We import the RandomForestClassifier from scikit-learn. Since this is an article focused on NLP methods, we’ll not be fine-tuning the model excessively, but simply choose the parameters. For a thorough tutorial on how to conduct grid search or randomized search for hyperparameter tuning, we refer you to our previous article. Here, we chose the number of trees to be 800, max depth of 4, minimum sample leaf size to be 0.001, and random state set to the predefined constant SEED. n_jobs =-1 allows scikit-learn to use all available CPUs for computation.

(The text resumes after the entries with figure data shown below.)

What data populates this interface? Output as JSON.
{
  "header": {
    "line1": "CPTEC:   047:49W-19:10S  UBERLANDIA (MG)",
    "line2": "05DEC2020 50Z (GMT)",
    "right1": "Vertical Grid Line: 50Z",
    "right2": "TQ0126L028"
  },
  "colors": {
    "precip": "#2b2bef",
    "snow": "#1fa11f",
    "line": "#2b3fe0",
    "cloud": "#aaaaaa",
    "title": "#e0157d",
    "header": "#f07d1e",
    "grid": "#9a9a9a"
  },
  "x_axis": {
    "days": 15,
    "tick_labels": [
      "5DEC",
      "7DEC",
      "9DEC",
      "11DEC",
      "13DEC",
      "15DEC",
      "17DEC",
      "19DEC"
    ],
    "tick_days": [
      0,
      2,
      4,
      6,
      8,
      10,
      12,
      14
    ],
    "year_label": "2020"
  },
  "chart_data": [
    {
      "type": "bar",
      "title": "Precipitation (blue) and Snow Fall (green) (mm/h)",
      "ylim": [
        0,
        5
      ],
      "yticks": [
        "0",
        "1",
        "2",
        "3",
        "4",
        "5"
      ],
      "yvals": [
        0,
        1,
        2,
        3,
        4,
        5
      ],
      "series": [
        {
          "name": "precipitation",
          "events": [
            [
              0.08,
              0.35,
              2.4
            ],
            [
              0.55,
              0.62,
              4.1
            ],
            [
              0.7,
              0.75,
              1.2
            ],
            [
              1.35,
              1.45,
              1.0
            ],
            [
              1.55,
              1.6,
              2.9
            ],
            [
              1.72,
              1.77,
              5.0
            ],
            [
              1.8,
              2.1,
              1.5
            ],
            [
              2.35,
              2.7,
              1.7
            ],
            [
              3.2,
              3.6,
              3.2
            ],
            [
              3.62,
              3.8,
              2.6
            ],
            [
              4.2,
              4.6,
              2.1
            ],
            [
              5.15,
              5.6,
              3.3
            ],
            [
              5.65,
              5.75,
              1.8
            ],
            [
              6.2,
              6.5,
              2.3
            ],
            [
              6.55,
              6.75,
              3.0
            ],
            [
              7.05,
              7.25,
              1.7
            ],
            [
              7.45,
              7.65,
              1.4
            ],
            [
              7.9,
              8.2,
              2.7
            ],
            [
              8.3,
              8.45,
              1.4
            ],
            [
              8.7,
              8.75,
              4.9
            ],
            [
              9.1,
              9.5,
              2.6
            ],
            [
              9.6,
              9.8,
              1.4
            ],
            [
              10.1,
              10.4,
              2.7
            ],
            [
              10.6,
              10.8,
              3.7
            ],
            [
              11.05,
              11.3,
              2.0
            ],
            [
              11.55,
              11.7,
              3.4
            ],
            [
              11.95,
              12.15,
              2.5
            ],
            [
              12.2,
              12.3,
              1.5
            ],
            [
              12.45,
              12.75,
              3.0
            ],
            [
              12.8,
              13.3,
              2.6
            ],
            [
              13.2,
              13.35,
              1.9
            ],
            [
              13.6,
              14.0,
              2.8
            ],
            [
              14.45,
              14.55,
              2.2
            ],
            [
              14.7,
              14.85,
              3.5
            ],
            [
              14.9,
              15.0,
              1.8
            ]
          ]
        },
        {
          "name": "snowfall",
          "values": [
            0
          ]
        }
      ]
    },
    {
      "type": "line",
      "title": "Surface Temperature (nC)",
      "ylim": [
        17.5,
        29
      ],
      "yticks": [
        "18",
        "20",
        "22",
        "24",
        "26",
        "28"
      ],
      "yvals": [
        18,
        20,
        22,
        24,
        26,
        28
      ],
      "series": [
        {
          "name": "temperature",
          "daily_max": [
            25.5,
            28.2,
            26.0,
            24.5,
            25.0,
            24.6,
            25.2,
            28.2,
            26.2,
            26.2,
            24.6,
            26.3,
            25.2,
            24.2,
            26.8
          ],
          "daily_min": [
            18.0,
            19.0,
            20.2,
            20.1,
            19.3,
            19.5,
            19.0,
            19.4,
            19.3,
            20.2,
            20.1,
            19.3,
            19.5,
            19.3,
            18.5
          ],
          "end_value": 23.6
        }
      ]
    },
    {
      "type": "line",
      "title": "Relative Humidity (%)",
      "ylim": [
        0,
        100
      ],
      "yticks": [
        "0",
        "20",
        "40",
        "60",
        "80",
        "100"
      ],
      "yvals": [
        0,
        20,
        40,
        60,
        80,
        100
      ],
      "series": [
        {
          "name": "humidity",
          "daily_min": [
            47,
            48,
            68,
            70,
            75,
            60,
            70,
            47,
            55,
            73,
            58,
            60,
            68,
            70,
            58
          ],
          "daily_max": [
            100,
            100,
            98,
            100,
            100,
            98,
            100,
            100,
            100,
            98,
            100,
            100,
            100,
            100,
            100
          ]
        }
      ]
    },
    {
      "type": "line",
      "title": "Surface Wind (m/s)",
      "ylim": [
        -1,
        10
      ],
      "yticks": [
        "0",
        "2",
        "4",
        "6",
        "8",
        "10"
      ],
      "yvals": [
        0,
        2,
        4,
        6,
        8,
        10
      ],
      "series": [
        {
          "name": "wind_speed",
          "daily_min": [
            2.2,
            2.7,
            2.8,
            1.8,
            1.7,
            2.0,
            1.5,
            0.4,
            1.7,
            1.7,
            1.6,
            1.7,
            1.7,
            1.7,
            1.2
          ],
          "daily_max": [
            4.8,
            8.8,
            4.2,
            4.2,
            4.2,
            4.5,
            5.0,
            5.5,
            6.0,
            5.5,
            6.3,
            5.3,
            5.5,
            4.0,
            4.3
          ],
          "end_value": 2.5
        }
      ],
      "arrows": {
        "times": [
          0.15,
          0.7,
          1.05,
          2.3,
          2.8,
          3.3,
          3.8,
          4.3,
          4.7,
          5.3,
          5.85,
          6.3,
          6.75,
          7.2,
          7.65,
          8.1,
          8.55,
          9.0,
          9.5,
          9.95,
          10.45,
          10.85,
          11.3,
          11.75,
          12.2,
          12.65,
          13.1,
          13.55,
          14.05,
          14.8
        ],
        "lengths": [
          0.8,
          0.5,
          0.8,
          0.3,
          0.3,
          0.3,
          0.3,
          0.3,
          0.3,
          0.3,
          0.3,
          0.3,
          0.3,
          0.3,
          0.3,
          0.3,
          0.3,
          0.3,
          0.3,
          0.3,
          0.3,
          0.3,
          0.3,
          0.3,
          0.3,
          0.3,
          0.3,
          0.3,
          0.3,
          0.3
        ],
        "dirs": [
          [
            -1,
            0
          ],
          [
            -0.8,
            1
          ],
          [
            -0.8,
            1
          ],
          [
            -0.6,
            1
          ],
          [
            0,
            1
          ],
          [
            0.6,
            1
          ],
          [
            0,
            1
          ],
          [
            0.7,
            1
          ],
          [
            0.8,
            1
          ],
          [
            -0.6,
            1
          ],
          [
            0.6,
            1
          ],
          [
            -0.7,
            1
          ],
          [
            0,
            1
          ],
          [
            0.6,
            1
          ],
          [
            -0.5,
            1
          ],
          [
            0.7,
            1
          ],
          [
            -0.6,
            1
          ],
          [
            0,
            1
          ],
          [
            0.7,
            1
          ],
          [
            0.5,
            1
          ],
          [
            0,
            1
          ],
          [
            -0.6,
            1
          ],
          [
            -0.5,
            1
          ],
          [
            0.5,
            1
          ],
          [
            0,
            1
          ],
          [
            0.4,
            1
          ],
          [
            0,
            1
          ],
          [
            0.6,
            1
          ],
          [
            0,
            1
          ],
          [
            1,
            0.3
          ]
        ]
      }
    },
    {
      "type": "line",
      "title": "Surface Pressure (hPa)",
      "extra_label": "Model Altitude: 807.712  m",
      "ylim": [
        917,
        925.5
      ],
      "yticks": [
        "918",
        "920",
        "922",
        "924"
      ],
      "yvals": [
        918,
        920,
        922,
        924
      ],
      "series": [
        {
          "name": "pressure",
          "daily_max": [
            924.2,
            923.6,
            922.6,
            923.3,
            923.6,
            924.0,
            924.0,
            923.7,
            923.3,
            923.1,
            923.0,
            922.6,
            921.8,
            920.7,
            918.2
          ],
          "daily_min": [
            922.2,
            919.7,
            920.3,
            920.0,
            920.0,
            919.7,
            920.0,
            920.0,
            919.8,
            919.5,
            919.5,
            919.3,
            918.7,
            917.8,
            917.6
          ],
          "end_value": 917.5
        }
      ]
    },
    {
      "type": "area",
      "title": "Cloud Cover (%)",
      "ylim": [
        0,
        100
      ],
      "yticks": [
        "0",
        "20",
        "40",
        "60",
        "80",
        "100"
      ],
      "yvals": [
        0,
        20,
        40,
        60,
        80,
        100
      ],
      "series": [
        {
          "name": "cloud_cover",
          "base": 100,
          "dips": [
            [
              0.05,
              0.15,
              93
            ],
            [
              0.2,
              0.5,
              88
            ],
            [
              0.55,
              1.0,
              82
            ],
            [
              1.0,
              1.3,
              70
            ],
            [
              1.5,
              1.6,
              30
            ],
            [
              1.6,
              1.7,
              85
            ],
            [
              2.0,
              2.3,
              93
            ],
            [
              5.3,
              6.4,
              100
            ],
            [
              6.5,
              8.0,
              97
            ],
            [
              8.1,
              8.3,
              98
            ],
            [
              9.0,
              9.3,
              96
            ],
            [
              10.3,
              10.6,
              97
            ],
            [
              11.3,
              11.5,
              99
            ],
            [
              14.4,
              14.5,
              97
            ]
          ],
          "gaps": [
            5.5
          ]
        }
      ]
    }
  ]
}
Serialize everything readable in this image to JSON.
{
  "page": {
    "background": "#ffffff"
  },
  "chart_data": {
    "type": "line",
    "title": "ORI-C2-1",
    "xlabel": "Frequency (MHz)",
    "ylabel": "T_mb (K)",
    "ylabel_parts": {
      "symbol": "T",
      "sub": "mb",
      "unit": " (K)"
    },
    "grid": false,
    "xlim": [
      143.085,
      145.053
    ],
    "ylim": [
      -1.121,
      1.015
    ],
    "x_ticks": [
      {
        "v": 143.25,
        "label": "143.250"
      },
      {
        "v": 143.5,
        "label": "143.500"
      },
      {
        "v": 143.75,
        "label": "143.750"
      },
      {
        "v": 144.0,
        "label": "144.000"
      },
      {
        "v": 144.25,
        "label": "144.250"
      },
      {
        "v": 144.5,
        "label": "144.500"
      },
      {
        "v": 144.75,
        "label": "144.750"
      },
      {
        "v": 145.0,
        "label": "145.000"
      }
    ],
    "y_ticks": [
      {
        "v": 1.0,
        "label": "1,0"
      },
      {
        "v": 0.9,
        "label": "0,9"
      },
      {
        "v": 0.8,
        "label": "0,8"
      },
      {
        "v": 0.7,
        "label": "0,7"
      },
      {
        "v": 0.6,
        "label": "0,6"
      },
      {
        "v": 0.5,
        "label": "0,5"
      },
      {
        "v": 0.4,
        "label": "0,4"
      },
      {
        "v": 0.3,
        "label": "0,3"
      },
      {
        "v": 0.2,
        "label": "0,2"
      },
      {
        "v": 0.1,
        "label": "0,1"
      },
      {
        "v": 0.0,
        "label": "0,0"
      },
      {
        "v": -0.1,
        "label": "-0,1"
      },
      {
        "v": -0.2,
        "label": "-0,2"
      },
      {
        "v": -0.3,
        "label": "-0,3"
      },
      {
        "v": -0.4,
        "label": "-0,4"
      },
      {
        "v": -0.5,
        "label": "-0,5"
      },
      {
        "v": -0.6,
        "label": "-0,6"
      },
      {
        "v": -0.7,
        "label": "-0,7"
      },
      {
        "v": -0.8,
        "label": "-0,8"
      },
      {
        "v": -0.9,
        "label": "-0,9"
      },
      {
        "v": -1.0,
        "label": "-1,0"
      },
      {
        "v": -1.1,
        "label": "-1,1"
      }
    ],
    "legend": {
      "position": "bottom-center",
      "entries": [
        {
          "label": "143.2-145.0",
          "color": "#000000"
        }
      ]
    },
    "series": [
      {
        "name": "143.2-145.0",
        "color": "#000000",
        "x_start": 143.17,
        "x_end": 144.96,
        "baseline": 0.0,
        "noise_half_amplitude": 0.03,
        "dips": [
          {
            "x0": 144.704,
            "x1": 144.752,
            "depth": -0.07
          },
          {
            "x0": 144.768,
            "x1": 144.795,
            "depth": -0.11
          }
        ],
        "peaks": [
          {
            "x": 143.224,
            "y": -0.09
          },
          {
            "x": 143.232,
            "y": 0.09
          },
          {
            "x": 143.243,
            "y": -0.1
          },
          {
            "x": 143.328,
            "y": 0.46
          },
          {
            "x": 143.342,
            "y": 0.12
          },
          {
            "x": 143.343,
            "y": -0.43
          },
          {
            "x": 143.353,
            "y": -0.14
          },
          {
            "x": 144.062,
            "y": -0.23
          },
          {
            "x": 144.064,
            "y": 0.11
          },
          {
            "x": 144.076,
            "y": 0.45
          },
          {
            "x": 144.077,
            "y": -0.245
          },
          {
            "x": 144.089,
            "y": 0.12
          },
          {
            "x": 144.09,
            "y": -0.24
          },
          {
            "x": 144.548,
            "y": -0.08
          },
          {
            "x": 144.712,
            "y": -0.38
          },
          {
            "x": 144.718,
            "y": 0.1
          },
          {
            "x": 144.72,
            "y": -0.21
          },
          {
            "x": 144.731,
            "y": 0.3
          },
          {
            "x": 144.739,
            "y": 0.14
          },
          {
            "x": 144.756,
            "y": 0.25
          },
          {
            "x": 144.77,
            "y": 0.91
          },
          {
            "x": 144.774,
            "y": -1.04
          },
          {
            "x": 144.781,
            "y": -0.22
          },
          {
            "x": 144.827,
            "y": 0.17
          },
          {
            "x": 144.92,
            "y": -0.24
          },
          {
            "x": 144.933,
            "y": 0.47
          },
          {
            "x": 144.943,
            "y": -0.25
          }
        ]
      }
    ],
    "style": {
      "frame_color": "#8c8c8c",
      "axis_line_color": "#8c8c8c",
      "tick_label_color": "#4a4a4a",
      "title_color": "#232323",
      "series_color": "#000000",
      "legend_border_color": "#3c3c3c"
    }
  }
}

def train_model(X_train, y_train):
    from sklearn.ensemble import RandomForestClassifier

    # Instantiate Random Forest Classifier
    model = RandomForestClassifier(n_estimators=800,
                                   max_depth=4,
                                   min_samples_leaf=0.001,
                                   random_state=SEED,
                                   n_jobs=-1)

    # Fit model to the training set
    model.fit(X_train, y_train)

    return model

We then train the model by using model.fit().

Validating the Machine Learning Model

We validate the Machine Learning model by testing it against the validation set. The predicted outcomes are then compared with the actual outcomes, and we can further retrieve data such as probabilities, false positive rates, and true positive rates for plotting the ROC curve.

def predict_validation(model, X_test, y_test):
    from sklearn.metrics import roc_curve

    # Predict test set labels
    y_pred = model.predict(X_test)

    # Retrieve probability for ROC curve
    y_pred_prob = model.predict_proba(X_test)[:,1]

    # Output probability results
    pd.DataFrame(y_pred_prob.T).to_csv('csv/rf-prob.csv', index=False, header=False)

    fpr, tpr, thresholds = roc_curve(y_test, y_pred_prob)
    return fpr, tpr, y_pred, y_pred_prob

The ROC curve below can be plotted using the true positive rates against the false positive rates. In this case, the AUC (area under curve) score is 0.808, which is fairly decent considering that no hyperparameter tuning was done.

We can go further to plot feature importances, so that we can figure out what words have the most predictive power for deciding whether a movie review is negative (0) or positive (1).

importances_rf = pd.Series(model.feature_importances_, index=df.columns[:-1])
sorted_importances_rf = importances_rf.sort_values()[-10:]
sorted_importances_rf.plot(kind='barh', color='red')

We see that words like ‘bad’, ‘great’, ‘worst’, and ‘excellent’ have the highest predictive power. And this makes total sense, considering that such words do convey the sentiment of strong opinions.

To further quantify the accuracy, we can also check the accuracy score between the train and test set.

# Evaluate test set accuracy
print('Accuracy score (train set) = %0.4f'%accuracy_score(y_train, model.predict(X_train)))
print('Accuracy score (test set) = %0.4f'%accuracy_score(y_test, y_pred))

The resulting accuracy score (train set) = 0.7684 and accuracy score (test set) = 0.7255. The two are approximately within the same order and we can say that our model is well-fitted. In the case where the score for the test set is a lot lower than the train set, the model has over-fitted and will not generalize well to other independent datasets.

We hope that you’ve enjoyed this article and can now add sentiment analysis to your bag of tricks as a data scientist!